Aber Wut und Hass machen auch blind. Jede und jeder sollte mal innehalten und reflektieren: gegen wen kämpfe ich da eigentlich? Kämpfe ich gegen die, die mir den Weg verwehren, die mich für minderwertig halten, nur weil ich optisch nicht ihren Erwartungen entspreche? Oder gegen jemanden, der mir zwar in Teilen zustimmt, aber eben nicht in allen? Und vor allem: Kämpfe ich mittlerweile mit den gleichen Mitteln?  Indem ich meine Gruppe herbeizitiere, die den gleichen gesellschaftlichen Druck auf meine „Gegner“ aufbaut wie die Gesellschaft das mit Frauen macht? Es wird dagegen gekämpft, dass Frauen einem bestimmten Bild entsprechen sollen – wie kann man dann erwarten, dass andere Frauen genau dem Bild entsprechen, wie man es selbst gerne hätte? Denn durch den permanenten Widerstand haben viele Feministinnen schon auf Durchzug geschaltet und sind dann weder Argumenten noch einer Diskussion mehr zugänglich – was die wütend macht, die versuchen, nicht zu haten, sondern zu diskutieren.
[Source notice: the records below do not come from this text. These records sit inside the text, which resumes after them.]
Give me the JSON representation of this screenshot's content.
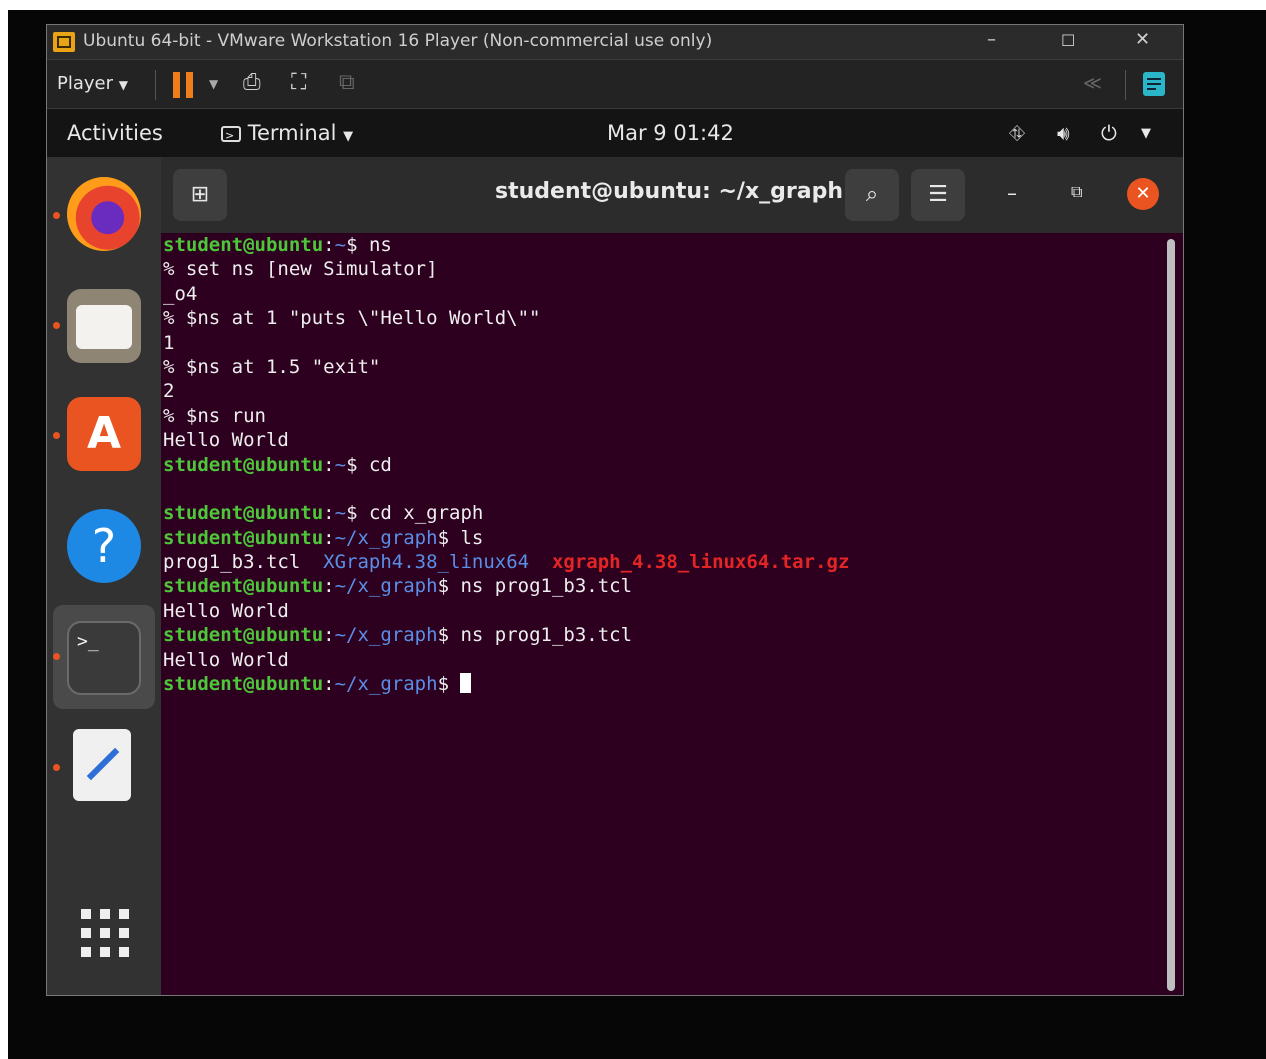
{
  "window": {
    "title": "Ubuntu 64-bit - VMware Workstation 16 Player (Non-commercial use only)",
    "minimize": "–",
    "maximize": "☐",
    "close": "✕"
  },
  "toolbar": {
    "player_label": "Player",
    "collapse_icon": "≪"
  },
  "topbar": {
    "activities": "Activities",
    "app_menu": "Terminal",
    "clock": "Mar 9  01:42"
  },
  "terminal": {
    "title": "student@ubuntu: ~/x_graph",
    "prompt_user": "student@ubuntu",
    "lines": {
      "l1_path": "~",
      "l1_cmd": "$ ns",
      "l2": "% set ns [new Simulator]",
      "l3": "_o4",
      "l4": "% $ns at 1 \"puts \\\"Hello World\\\"\"",
      "l5": "1",
      "l6": "% $ns at 1.5 \"exit\"",
      "l7": "2",
      "l8": "% $ns run",
      "l9": "Hello World",
      "l10_path": "~",
      "l10_cmd": "$ cd",
      "l12_path": "~",
      "l12_cmd": "$ cd x_graph",
      "l13_path": "~/x_graph",
      "l13_cmd": "$ ls",
      "l14_file1": "prog1_b3.tcl",
      "l14_file2": "XGraph4.38_linux64",
      "l14_file3": "xgraph_4.38_linux64.tar.gz",
      "l15_path": "~/x_graph",
      "l15_cmd": "$ ns prog1_b3.tcl",
      "l16": "Hello World",
      "l17_path": "~/x_graph",
      "l17_cmd": "$ ns prog1_b3.tcl",
      "l18": "Hello World",
      "l19_path": "~/x_graph",
      "l19_cmd": "$ "
    }
  },
  "dock": {
    "help_glyph": "?"
  },
  "colors": {
    "terminal_bg": "#2c001e",
    "prompt_green": "#4ec63a",
    "path_blue": "#5b8ee6",
    "archive_red": "#e32525",
    "accent_orange": "#e95420"
  }
}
Deswegen hab ich mich zum Beispiel auch schon öfter zu einer abfälligen Bemerkung hinreissen lassen, obwohl ich den Feministinnen in weiten Teilen recht gebe – wohlgemerkt nicht in allen. Aber es wurde mir manchmal zu fanatisch, dogmatisch. Und reden war auch nicht drin. Und so schaukelt sich sowas manchmal hoch – beide Seiten sind verletzt, frustriert, wütend und werden unsachlich. Dabei gibt man sich zu 90Prozent recht. Das ist keinen Streit wert. Genausowenig wie die reinen Hater.

5 comments

  1. Dass Frauen jeden Tag damit konfrontiert sind, wie sie reduziert werden auf ihr Äußeres und ihre Eignung als Sexobjekt. Da ist jeder Kinofilm, jedes Werbeplakat und jede TV-Show Beleg dafür.

    Bitte hier entlang.
    Klar, alles Einzelfälle – oder ist männerfeindlicher Sexismus „besser“?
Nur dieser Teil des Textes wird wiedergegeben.